Bad Ass Coffee is miles from a sterile, coffee-as-fuel type of concept. The name alone should illustrate that. But if doesn’t, the “aloha” greeting you get walking in and the bright vibe will.
“When you’ve got an experiential brand, like Bad Ass Coffee, where you’re not just walking into another dark industrial coffee shop, you’ve got all sorts of reminders and influence of the Hawaiian culture, and colors and sounds where you feel welcomed,” Snyder says. “That’s another part of it, too, I think. I think in our reaction to solve the issues of COVID, I think we also missed an opportunity for that human exchange.”
To put it plainly, Bad Ass Coffee never thought the café was done and buried. But there’s no lone path left to take, either.
When the company acquired Bad Ass Coffee a year before the crisis hit, there were a lot of growth areas to tackle that would ultimately support today’s transformation. There was no mobile app. Guests couldn’t order ahead. They were very few drive-thrus. That’s all changed. The company is now working on a national third-party delivery program. This past year saw the implementation of Bad Ass Coffee’s first loyalty program and online/mobile ordering system. It rolled a fresh, comprehensive online learning platform for franchisees to streamline communications and training. The company instituted a single POS across the system.
And, uniquely, Snyder and his team were able to be thoughtful about each step and mold systems to where the brand wants to go. It could plan and execute instead of work in reverse.
Most of the Bad Ass Coffee stores being built today boast drive-thrus. “Those are important. Those are important for throughput. Those are important for volume. But I think it comes down to do people have a choice,” Snyder says. “If you’re back to the old grind and your stop to the coffee shop on the way to work is part of your routine, by golly, we’re going to have a drive-thru to make that available to you.
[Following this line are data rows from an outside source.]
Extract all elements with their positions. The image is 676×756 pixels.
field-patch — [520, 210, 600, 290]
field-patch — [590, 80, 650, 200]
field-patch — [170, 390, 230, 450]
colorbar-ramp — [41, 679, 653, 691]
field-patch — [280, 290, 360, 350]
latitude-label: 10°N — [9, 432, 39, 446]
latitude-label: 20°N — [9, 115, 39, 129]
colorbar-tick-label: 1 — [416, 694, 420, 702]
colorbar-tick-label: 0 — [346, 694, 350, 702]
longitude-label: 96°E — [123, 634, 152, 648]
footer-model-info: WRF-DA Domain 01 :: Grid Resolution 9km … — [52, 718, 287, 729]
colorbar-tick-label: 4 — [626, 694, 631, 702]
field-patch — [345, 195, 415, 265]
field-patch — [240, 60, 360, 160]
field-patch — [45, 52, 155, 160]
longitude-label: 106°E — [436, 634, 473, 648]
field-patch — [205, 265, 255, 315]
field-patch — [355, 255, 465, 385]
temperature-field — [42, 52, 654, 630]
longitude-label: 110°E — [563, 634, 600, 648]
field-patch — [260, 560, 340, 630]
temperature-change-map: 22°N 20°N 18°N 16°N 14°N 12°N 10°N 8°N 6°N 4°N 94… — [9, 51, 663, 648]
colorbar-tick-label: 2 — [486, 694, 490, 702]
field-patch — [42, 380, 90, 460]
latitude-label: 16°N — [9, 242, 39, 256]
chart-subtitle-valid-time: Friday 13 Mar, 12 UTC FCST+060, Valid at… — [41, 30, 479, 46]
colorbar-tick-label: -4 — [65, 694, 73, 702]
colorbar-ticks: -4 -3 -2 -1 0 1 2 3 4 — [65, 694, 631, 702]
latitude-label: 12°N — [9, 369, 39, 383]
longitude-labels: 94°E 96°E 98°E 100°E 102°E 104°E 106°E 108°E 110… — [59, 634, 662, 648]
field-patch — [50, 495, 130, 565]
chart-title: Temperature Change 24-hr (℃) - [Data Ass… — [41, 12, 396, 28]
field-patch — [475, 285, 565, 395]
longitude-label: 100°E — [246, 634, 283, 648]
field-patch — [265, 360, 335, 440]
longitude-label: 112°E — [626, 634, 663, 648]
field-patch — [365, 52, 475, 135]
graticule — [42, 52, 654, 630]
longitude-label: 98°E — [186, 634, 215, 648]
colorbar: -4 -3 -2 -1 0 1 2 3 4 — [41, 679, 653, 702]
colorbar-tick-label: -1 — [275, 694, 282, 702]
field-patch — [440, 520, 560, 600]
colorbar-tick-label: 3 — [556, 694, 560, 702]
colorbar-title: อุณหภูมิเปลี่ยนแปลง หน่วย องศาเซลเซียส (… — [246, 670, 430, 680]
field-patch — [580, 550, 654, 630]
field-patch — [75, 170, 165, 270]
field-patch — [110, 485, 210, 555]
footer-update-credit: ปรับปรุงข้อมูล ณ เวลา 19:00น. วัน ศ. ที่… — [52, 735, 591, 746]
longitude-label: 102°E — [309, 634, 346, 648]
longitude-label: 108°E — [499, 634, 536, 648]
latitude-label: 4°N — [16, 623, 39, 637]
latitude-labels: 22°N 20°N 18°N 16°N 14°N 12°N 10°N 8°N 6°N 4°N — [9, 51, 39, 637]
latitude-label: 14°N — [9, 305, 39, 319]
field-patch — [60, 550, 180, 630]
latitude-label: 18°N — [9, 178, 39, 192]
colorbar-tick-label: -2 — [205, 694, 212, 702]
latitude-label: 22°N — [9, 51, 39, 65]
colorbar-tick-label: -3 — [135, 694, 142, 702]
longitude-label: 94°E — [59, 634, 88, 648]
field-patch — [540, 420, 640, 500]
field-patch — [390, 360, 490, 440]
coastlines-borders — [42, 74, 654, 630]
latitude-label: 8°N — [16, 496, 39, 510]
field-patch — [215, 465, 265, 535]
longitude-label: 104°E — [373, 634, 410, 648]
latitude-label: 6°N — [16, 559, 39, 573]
If you order ahead and we’ve got the ability to bring it out to your car, you’ve got the ability to run in and run out real quick, that’s fine, too. We’re going to make that available to you.”
Additionally, no matter which avenue guests tap, they’re “still going to get a big aloha when they pick up their drink,” he adds.
That latter point isn’t one to gloss over, Snyder continues. It’s a gap he’s seen form in some concepts as they shifted focus to match digital growth. Along the way, they might have mistaken the demand for convenience as a desire to be treated without hospitality.
An example for Bad Ass Coffee was the rising number of consumers who order ahead but still decide to sit in the café. They want to skirt the line, but not necessarily avoid people altogether. Whether it’s for pickup or at the drive-thru, Snyder says, Bad Ass Coffee trains on making sure its experience translates through the omnichannel. Every guest is going to get the “aloha” greeting and smile that kickstarts their day off right.
In late summer 2022, the brand explored a double drive-thru build that’s become the inspiration for two new prototypes. One is a freestanding drive-thru with a full café that spans roughly 1,650–1,800 square feet. The second is a double-drive thru that’s 500–740 square feet with a pickup window and no interior seating.
It brought Bad Ass Coffee’s suite to five main options for franchisees to choose from: traditional inline, endcap drive-thru, freestanding single or double drive-thru with no indoor seating, freestanding drive-thru with full café, and nontraditional kiosk (grocery, shopping malls, airports, transportation centers, etc.)